Thanks to stronger service sector activity and consumer price growth, the New Zealand dollar was last week’s best-performing currency. CPI grew at its fastest pace since the first quarter of 2017 and year over year price growth accelerated to 1.9% from 1.5%. So while dairy prices continue to fall, the Reserve Bank’s concerns and in turn their dovishness will be eased by the increase in CPI. The service sector is doing better than the manufacturing sector but economists are looking for the trade balance to improve after hitting a record low in August. Technically, as long as NZD/USD is trading below 66 cents it remains in a downtrend but if it exceeds that level, a stronger recovery could be in the cards. Considering that there are not many New Zealand economic reports on the calendar this week, the outlook for NZD could hinge on the market’s appetite for risk and US dollars.

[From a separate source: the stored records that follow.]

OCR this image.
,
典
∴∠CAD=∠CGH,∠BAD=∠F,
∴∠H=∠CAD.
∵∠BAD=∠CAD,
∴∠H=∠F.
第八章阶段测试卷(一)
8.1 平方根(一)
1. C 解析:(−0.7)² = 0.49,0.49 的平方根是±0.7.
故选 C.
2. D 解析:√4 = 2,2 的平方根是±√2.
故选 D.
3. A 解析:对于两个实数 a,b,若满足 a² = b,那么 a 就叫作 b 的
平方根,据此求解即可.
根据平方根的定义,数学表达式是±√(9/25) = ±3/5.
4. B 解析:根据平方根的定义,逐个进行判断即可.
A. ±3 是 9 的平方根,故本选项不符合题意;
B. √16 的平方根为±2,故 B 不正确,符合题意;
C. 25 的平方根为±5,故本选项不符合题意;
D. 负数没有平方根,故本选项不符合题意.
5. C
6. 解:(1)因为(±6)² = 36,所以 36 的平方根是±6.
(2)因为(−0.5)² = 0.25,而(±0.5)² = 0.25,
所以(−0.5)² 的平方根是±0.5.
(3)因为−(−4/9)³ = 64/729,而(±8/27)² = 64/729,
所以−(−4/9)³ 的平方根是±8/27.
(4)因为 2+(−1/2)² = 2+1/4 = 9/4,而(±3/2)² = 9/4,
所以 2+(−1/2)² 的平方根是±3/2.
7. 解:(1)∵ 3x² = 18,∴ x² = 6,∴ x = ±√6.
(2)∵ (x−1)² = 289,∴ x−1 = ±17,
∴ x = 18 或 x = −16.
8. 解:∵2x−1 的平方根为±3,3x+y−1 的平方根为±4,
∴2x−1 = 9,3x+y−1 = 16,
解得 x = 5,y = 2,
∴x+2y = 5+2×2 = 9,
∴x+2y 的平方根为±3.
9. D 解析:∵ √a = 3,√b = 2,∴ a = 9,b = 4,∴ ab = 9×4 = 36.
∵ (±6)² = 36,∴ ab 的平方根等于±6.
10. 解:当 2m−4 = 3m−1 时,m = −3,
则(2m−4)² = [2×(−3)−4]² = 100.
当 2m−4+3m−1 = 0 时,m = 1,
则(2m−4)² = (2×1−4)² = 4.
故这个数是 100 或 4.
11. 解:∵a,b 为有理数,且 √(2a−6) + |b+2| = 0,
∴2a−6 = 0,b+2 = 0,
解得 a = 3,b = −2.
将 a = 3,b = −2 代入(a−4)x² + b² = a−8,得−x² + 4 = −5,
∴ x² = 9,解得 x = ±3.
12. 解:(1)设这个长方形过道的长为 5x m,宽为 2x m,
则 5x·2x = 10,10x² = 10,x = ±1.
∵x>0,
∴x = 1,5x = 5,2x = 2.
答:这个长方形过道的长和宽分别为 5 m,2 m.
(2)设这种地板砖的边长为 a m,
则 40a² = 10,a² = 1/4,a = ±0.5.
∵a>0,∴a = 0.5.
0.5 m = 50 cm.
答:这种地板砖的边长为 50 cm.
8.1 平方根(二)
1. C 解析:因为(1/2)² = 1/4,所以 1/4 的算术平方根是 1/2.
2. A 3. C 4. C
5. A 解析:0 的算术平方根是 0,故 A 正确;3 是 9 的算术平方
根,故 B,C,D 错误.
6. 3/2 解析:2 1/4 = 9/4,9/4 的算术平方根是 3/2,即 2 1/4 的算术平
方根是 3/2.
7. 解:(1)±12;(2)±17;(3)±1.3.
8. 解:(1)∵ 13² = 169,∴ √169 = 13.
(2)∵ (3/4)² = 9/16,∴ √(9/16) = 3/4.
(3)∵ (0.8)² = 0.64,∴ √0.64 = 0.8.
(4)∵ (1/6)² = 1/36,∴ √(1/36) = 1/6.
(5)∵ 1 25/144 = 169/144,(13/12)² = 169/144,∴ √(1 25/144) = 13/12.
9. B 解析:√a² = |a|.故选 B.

AUD/USD Still in a Downtrend Below 72 Cents

Both the Australian and New Zealand dollars benefitted from the US government’s decision to pass on branding China as a currency manipulator. Like NZD, the downtrend in the Australian dollar remains intact until AUD/USD rises above 72 cents. Data from Australia was mixed. Only 5600 jobs were created in September (against expectations for 15K jobs) and the participation rate declined but full-time job growth was strong. Full-time jobs rose by 21K while the unemployment rate dipped to 5.0%. Over the past year, trend employment increased by over 290,000 persons or 2.4 percent, which was above the average year-on-year growth over the past 20 years (2.0 percent). The labor data suggests that growth Down Under remains surprisingly resilient despite risk off and trade war woes. However Australian businesses are getting worried because business confidence fell to its lowest level in two years. These concerns are justified with the Chinese economy growing at its slowest pace since 2009 according to the latest GDP report. There are no major Australian economic reports scheduled for release this week but the RBA’s Deputy and Assistant Governors will be speaking. They are likely to echo the RBA minutes, which said there’s no strong case for near-term policy adjustment. While the weaker Australian dollar is helping the currency, they are worried about consumption uncertainty.